When the washed red cells of heparinized human blood are exposed at 4°C. to methanol, ethanol, guaiacol, or resorcinol in hypolytic concentrations in isotonic NaCl, the prolytic loss of K at the end of 20 hours varies from about 25 per cent of the initial K content of the cells in the case of 3.1 M methanol to about 55 per cent of the initial K in the case of 0.04 M resorcinol. As in the case of the prolytic losses observed with other lysins, the K loss is rapid at first and then slows down so that what appears to be a new steady state is reached logarithmically.

The K lost from the cells during the period of the prolytic loss is replaced by an approximately equivalent amount of Na, derived from the isotonic NaCl in which the cells are suspended. The Na which enters can be replaced by K by washing the cells in isotonic KCl, and this K can again be replaced by Na by washing the cells in isotonic NaCl. The remainder of the cell K., i.e. the K which was not lost during the period of the prolytic loss, is retained in the cell unaffected by these washing procedures.

The capacity of red cells for undergoing disk-sphere transformations is scarcely affected by their having been exposed to hypolytic concentrations of methanol, ethanol, guaiacol, or resorcinol in isotonic NaCl, and their resistance to osmotic hemolysis and to lysis by saponin and digitonin is altered only in minor respects even when as much as 50 per cent of the cell K has been exchanged for Na.
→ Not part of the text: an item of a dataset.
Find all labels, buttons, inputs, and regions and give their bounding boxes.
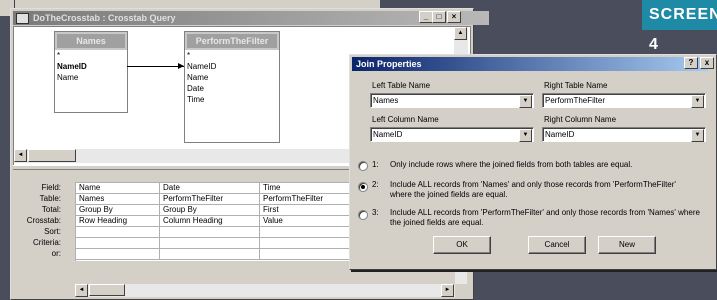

Some restriction to the movement of K between the cell and its environment is apparently modified irreversibly when the cell is exposed to hypolytic concentrations of lysins, and the modification is such that only a fraction of the cell K is affected, the fraction being a function of the lysin concentration, the duration of its action, and other factors. A modification of some part of the cell structure and of the properties dependent on its integrity is probably involved: K may be lost more readily from some cells than from others, from some parts of the cell more readily than from other parts, or the explanation may lie in changes in the extent to which Hb binds ions or in modifications of metabolic processes.